Forgotten Fort Kongestein

cover of the studio report Forgotten Fort Kongestein. Black and white photograph of an old, brick building with wood beams with the title of the publication overlayed in orange type.

Forgotten Fort Kongestein is a Studio Report from the Fall of 2023 based on an architecture option studio set in Ghana and taught by Olayinka Dosekun-Adjei. It is an adaptive reuse project at the site of an old Danish fort along the eastern coast of Ghana. It explores ideas of hybridization between Western and African architectural heritage. It seeks to bring a ruin back to life for contemporary relevance to the local community and the wider context.

This studio explored potential new attitudes toward historical preservation, transformation, and adaptive reuse of Fort Kongestein on the Eastern Coast of Ghana, near the village of Ada Foah. A little-known site, now almost entirely in ruins, the fort was built in 1783 by Danish traders. It is one of many European fortifications which survive along the Gold Coast, erected for the trade of people and goods; between 1482 and 1786. These can still be seen along the coast of Ghana between Keta and Beyin; they were links in the trade routes first established by the Portuguese during their era of great maritime exploration. Purchased by the British in 1850, Fort Kongestein, therefore, sits within a rich historical and cultural framework of contact, commerce, and colonial administration and is a fragmentary and material vestige of a bygone era.

The site is now almost completely dormant and mostly neglected.

The village of Ada Foah, located, as it is in a place of calm and natural beauty where the Volta River meets the Atlantic Ocean, was once a prominent market town but has since lost its regional status and is now becoming a more minor attraction, a place for tourists wishing to temporarily escape Accra, the big city; there are now beach houses, sailing clubs and boutique hotels dotted around the area.

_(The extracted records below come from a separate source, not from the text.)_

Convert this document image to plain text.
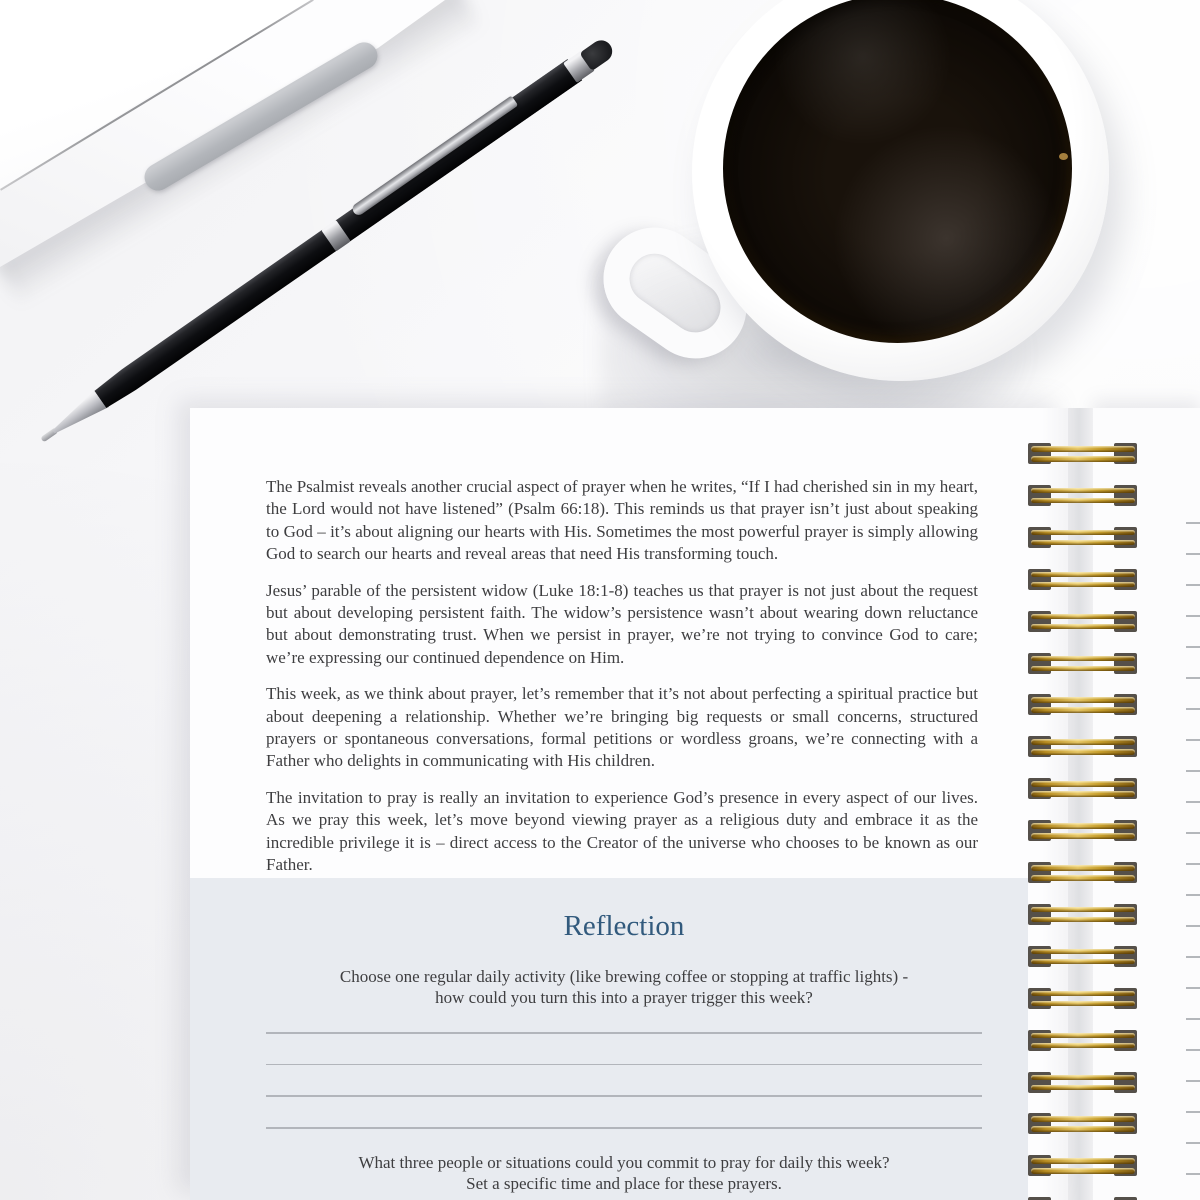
The Psalmist reveals another crucial aspect of prayer when he writes, “If I had cherished sin in my heart, the Lord would not have listened” (Psalm 66:18). This reminds us that prayer isn’t just about speaking to God – it’s about aligning our hearts with His. Sometimes the most powerful prayer is simply allowing God to search our hearts and reveal areas that need His transforming touch.

Jesus’ parable of the persistent widow (Luke 18:1-8) teaches us that prayer is not just about the request but about developing persistent faith. The widow’s persistence wasn’t about wearing down reluctance but about demonstrating trust. When we persist in prayer, we’re not trying to convince God to care; we’re expressing our continued dependence on Him.

This week, as we think about prayer, let’s remember that it’s not about perfecting a spiritual practice but about deepening a relationship. Whether we’re bringing big requests or small concerns, structured prayers or spontaneous conversations, formal petitions or wordless groans, we’re connecting with a Father who delights in communicating with His children.

The invitation to pray is really an invitation to experience God’s presence in every aspect of our lives. As we pray this week, let’s move beyond viewing prayer as a religious duty and embrace it as the incredible privilege it is – direct access to the Creator of the universe who chooses to be known as our Father.

Reflection
Choose one regular daily activity (like brewing coffee or stopping at traffic lights) -
how could you turn this into a prayer trigger this week?
What three people or situations could you commit to pray for daily this week?
Set a specific time and place for these prayers.
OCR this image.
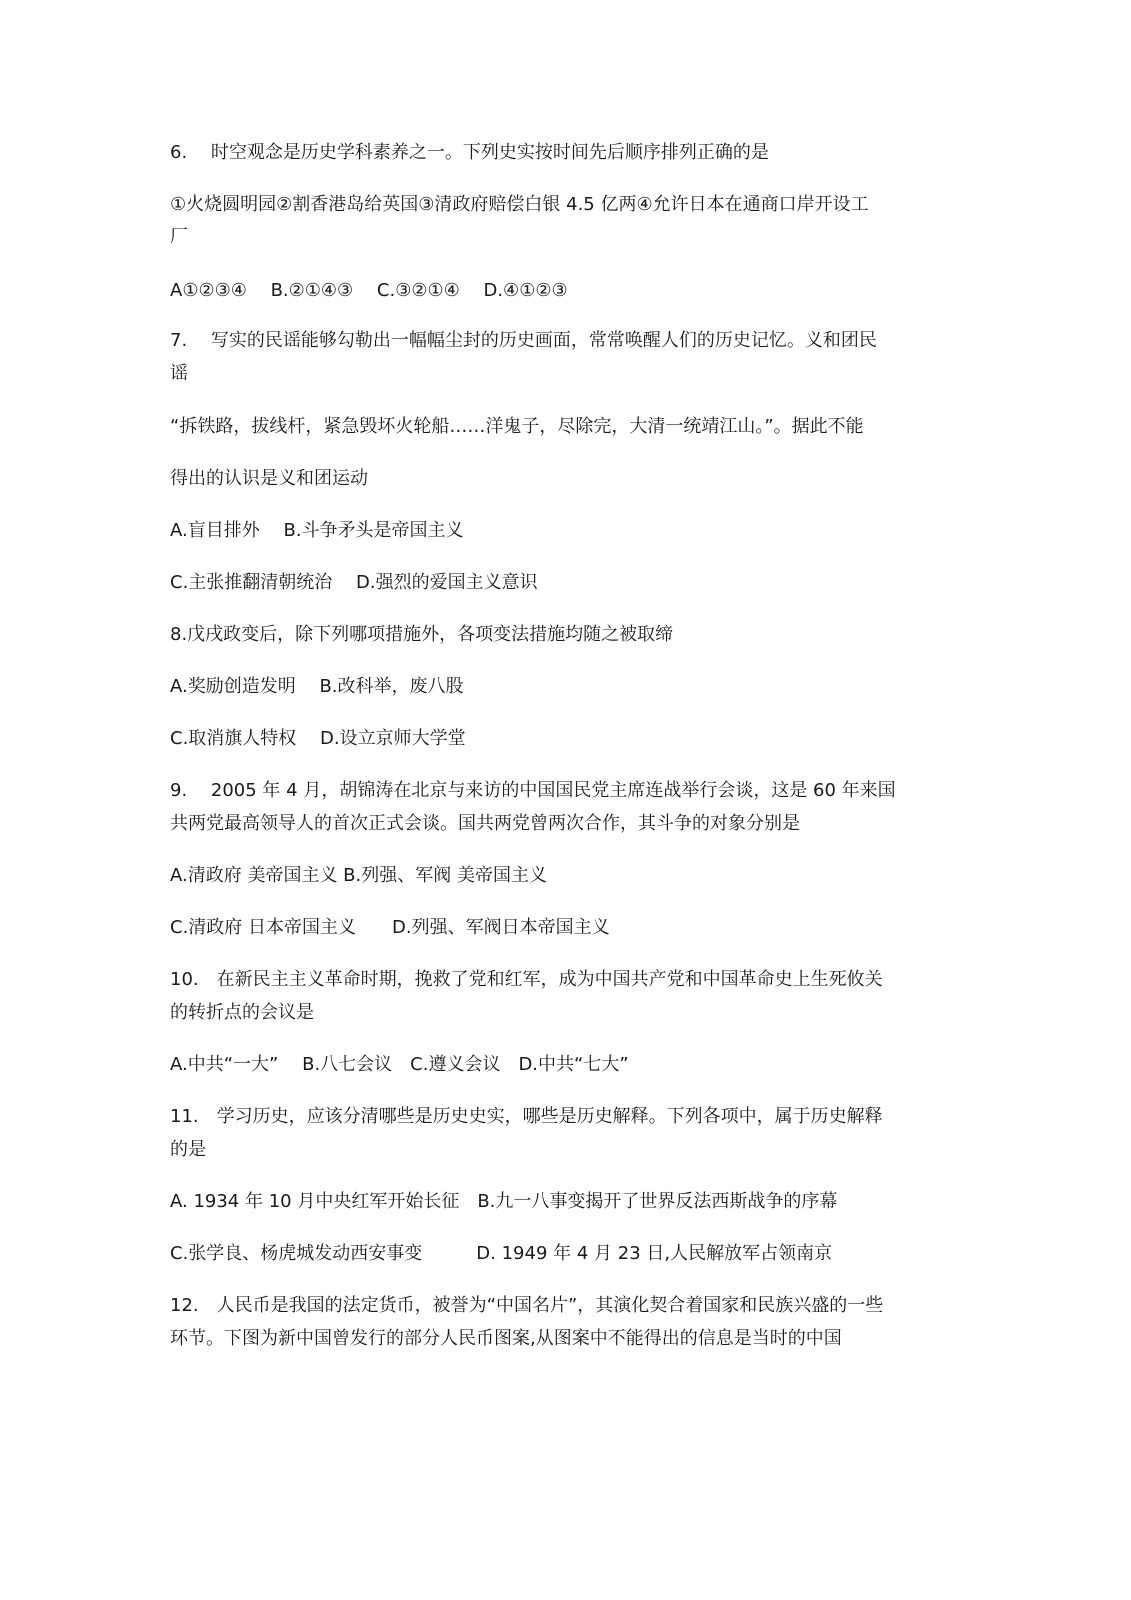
6.　 时空观念是历史学科素养之一。下列史实按时间先后顺序排列正确的是
①火烧圆明园②割香港岛给英国③清政府赔偿白银 4.5 亿两④允许日本在通商口岸开设工
厂
A①②③④　 B.②①④③　 C.③②①④　 D.④①②③
7.　 写实的民谣能够勾勒出一幅幅尘封的历史画面，常常唤醒人们的历史记忆。义和团民
谣
“拆铁路，拔线杆，紧急毁坏火轮船……洋鬼子，尽除完，大清一统靖江山。”。据此不能
得出的认识是义和团运动
A.盲目排外　 B.斗争矛头是帝国主义
C.主张推翻清朝统治　 D.强烈的爱国主义意识
8.戊戌政变后，除下列哪项措施外，各项变法措施均随之被取缔
A.奖励创造发明　 B.改科举，废八股
C.取消旗人特权　 D.设立京师大学堂
9.　 2005 年 4 月，胡锦涛在北京与来访的中国国民党主席连战举行会谈，这是 60 年来国
共两党最高领导人的首次正式会谈。国共两党曾两次合作，其斗争的对象分别是
A.清政府 美帝国主义 B.列强、军阀 美帝国主义
C.清政府 日本帝国主义　　D.列强、军阀日本帝国主义
10.　在新民主主义革命时期，挽救了党和红军，成为中国共产党和中国革命史上生死攸关
的转折点的会议是
A.中共“一大”　 B.八七会议　C.遵义会议　D.中共“七大”
11.　学习历史，应该分清哪些是历史史实，哪些是历史解释。下列各项中，属于历史解释
的是
A. 1934 年 10 月中央红军开始长征　B.九一八事变揭开了世界反法西斯战争的序幕
C.张学良、杨虎城发动西安事变　　　D. 1949 年 4 月 23 日,人民解放军占领南京
12.　人民币是我国的法定货币，被誉为“中国名片”，其演化契合着国家和民族兴盛的一些
环节。下图为新中国曾发行的部分人民币图案,从图案中不能得出的信息是当时的中国
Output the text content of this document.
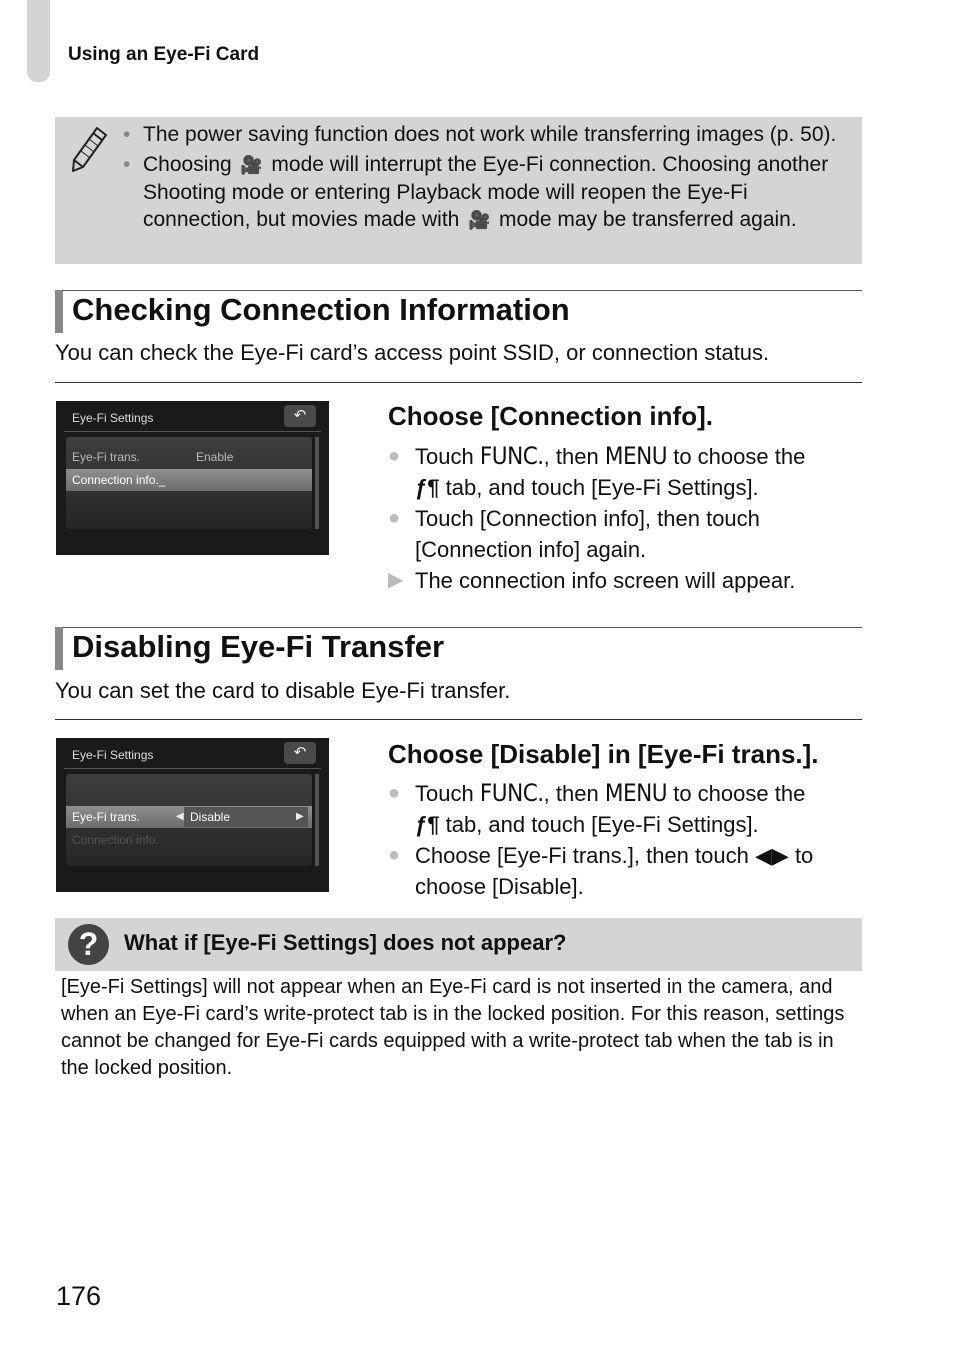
Using an Eye-Fi Card
• The power saving function does not work while transferring images (p. 50).
• Choosing 🎥 mode will interrupt the Eye-Fi connection. Choosing another Shooting mode or entering Playback mode will reopen the Eye-Fi connection, but movies made with 🎥 mode may be transferred again.
Checking Connection Information
You can check the Eye-Fi card’s access point SSID, or connection status.
Eye-Fi Settings	↶
Eye-Fi trans.	Enable
Connection info._
Choose [Connection info].
● Touch FUNC., then MENU to choose the
ƒ¶ tab, and touch [Eye-Fi Settings].
● Touch [Connection info], then touch [Connection info] again.
▶ The connection info screen will appear.
Disabling Eye-Fi Transfer
You can set the card to disable Eye-Fi transfer.
Eye-Fi Settings	↶
Eye-Fi trans.	◀ Disable	▶
Connection info.
Choose [Disable] in [Eye-Fi trans.].
● Touch FUNC., then MENU to choose the
ƒ¶ tab, and touch [Eye-Fi Settings].
● Choose [Eye-Fi trans.], then touch ◀▶ to choose [Disable].
?	What if [Eye-Fi Settings] does not appear?
[Eye-Fi Settings] will not appear when an Eye-Fi card is not inserted in the camera, and when an Eye-Fi card’s write-protect tab is in the locked position. For this reason, settings cannot be changed for Eye-Fi cards equipped with a write-protect tab when the tab is in the locked position.
176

This studio is interested in prompting design explorations that make intelligent and imaginative leaps between architectural past, present, and future, as well as the hybridization and combination of cross-cultural architectural languages within a single project. We asked how sites like this, with their complicated and problematic pasts, might be reclaimed and reused as generating starting points (both real and symbolic) with potential new narratives and multiplicity of meanings in connection with local communities and their futures. Also of interest is the growing overlap between the landscape of recreational tourism and of historical memory rooted in this place which intersects with a trajectory of growing prosperity and a living community along the coast.